If the weights are mostly zero, with some large positive and negative values thrown in, they effectively will encode a boolean logic circuit. Making them fractional allows learning by gradually adjusting them and tuning to the most typical input while responding in mostly the same way to small deviations.
cogman wrote:For the training, it is much akin to changing each attribute and having the NN see the differences. It mights see "It is brown" "It has a beak" "It isn't flying" "It doesn't have wings" and guess 0.78 that it is a bird. Your response will be to slap the system and say "No, its a platypus" To which it places a higher value on the wing node and flying node, and lower values on the beak and brown nodes. (based on how wrong it is. It should change the values based on how far off the final conclusions, but not all the way"

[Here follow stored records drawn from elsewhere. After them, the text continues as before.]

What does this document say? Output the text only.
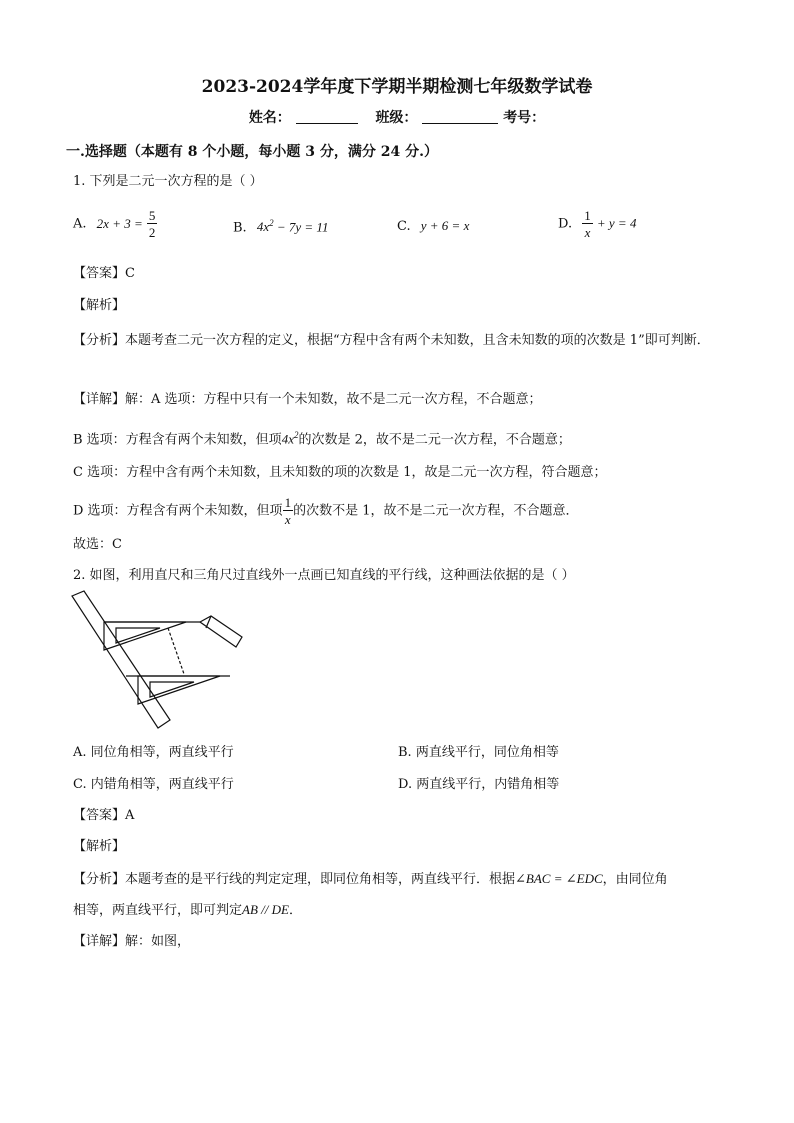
2023-2024学年度下学期半期检测七年级数学试卷
姓名：	班级：	考号：
一.选择题（本题有 8 个小题，每小题 3 分，满分 24 分.）
1. 下列是二元一次方程的是（ ）
A. $2x + 3 = \frac{5}{2}$	B. $4x^2 - 7y = 11$	C. y + 6 = x	D. $\frac{1}{x} + y = 4$
【答案】C
【解析】
【分析】本题考查二元一次方程的定义，根据“方程中含有两个未知数，且含未知数的项的次数是 1”即可判断．
【详解】解：A 选项：方程中只有一个未知数，故不是二元一次方程，不合题意；
B 选项：方程含有两个未知数，但项$4x^2$的次数是 2，故不是二元一次方程，不合题意；
C 选项：方程中含有两个未知数，且未知数的项的次数是 1，故是二元一次方程，符合题意；
D 选项：方程含有两个未知数，但项 $\frac{1}{x}$ 的次数不是 1，故不是二元一次方程，不合题意．
故选：C
2. 如图，利用直尺和三角尺过直线外一点画已知直线的平行线，这种画法依据的是（ ）
A. 同位角相等，两直线平行	B. 两直线平行，同位角相等
C. 内错角相等，两直线平行	D. 两直线平行，内错角相等
【答案】A
【解析】
【分析】本题考查的是平行线的判定定理，即同位角相等，两直线平行．根据∠BAC = ∠EDC，由同位角
相等，两直线平行，即可判定AB // DE．
【详解】解：如图，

Jplus wrote:As cogman said, the reason for multiple layers is that you can abstract more. With a single layer network you can typically only answer yes/no questions (yes, it's a bird, no, it's not a platypus, yes, it might also be bat -- *SLAP*).
If you add a hidden layer, you can calculate continuous functions like z = x2 + y2 (and many, many other things). If you add another hidden layer, you can calculate pretty much anything. The only problem is that the training gets harder for every layer that you add.
Jplus wrote:For as far as I know there is no theory about how to figure out the ideal number of nodes in each hidden layer for a given task. Usually you'll just guess, then try whether your network will learn faster and better if you use more nodes, and if it doesn't, see how many nodes you can leave away without losing training speed and accuracy. The reason for the latter is that it reduces the risk of overfitting.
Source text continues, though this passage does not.